In “Hero-Shmero,” Jake is sick of hearing about what a big hero his older sister is because she rescued a dog from a flooded creek. But Jake soon discovers his own heroic side.

Pocketsful of Scripture includes readings from several Old Testament prophets.

Where in God’s World? looks at Uruguay.

Coming up:                                                                                                        

November 2017—Gratitude

Gratitude is (or should be) a hallmark of our lives as Christians every day, not just on the fourth Thursday of November. But at times we may focus more on what we don’t have that we wish we did or feel we should. How do we help our children cultivate gratitude in their everyday lives? How do our lives reflect the gratitude that we say we feel? If we truly are grateful, what kind of actions flow from that gratitude?

December 2017—Waiting and Welcoming

The December issue of Pockets takes on a life of its own as we prepare to welcome Jesus once again. We turn to Advent themes such as waiting, hoping, preparing our hearts; and Christmas themes such as sharing love, joy, and peace. This issue should help children begin to understand how Jesus’ birth, God’s incarnation, is made new for them each Advent and Christmas and how this sense of Emmanuel, God with us, guides our lives throughout the year.

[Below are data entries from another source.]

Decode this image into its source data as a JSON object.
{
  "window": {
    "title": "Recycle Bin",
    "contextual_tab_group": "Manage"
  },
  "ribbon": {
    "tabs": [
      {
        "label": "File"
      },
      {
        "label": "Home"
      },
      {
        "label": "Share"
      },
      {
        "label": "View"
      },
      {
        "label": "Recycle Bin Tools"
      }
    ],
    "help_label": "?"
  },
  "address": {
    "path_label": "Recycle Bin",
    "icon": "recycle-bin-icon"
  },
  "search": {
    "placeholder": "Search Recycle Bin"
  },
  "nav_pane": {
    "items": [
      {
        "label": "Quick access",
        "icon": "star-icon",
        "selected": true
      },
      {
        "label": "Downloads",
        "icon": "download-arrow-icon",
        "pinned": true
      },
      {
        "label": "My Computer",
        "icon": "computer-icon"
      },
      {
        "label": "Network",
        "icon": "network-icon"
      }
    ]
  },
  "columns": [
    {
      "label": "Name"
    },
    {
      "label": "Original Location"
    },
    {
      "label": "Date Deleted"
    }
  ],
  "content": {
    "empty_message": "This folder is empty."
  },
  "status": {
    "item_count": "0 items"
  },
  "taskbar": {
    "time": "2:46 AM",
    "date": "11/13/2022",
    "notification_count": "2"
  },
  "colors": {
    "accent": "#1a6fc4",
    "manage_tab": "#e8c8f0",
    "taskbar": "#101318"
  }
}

January/February 2018—Think about These Things

One of the most common theme suggestions made by members of our Kids’ Advisory Board over the years has been “being positive” or “staying positive.” Our culture seems to value mean-spirited sarcasm over kindness, shouting over listening, and bullying over cooperation. But children long for a different way of being in the world. The words of Philippians 4:8 guide us as we think about this issue: “Whatever is honorable, whatever is just, whatever is pure, whatever is pleasing, whatever is commendable…think about these things.” We are not talking about ignoring or glossing over real problems in our own lives or the world. Rather, this issue is about viewing the world, even with all its problems, through the lens of the hope that our faith in a loving God offers. How might this viewpoint impact our lives, our relationships with others, and our communities?

March 2018—Jealousy

Jealousy is something we all struggle with at times. Wanting what we don’t have, feeling that others have an easier time, envying someone else’s talent, even resenting the closeness of a friend to someone else—these emotions come naturally to us. Yet we know that they are destructive to our own wellbeing and to our relationships. This issue, which will fall during the Christian season of Lent, should help children realize and be thankful for who they are and what they have. We want to help them learn, as Paul wrote, to be content with whatever they have (see Philippians 4:11) and to want the best for others.

April 2018—Listening

We live in a noisy world, so we hear a lot. But is anyone listening? Do we genuinely listen to family and friends, or are we busy thinking about what we’re going to say next, texting, or checking email or social media? Do we make the time and space to listen to God, or are we too busy telling God what we need or want (or too busy to pray at all!)? Do we even notice the sounds of God’s creation—the song of katydids on a summer night, the rustle of leaves on an autumn day? We’re under no illusion about turning back to clock to some time we think was simpler. But we want to help children begin to appreciate the value of truly listening to the world around them, to the people they’re with each day, and—most importantly—to God. In this Easter season, the theme of listening reminds us that the Resurrection is God’s ultimate message to us: My love for you is stronger than anything! How do our lives show that we are listening to that message?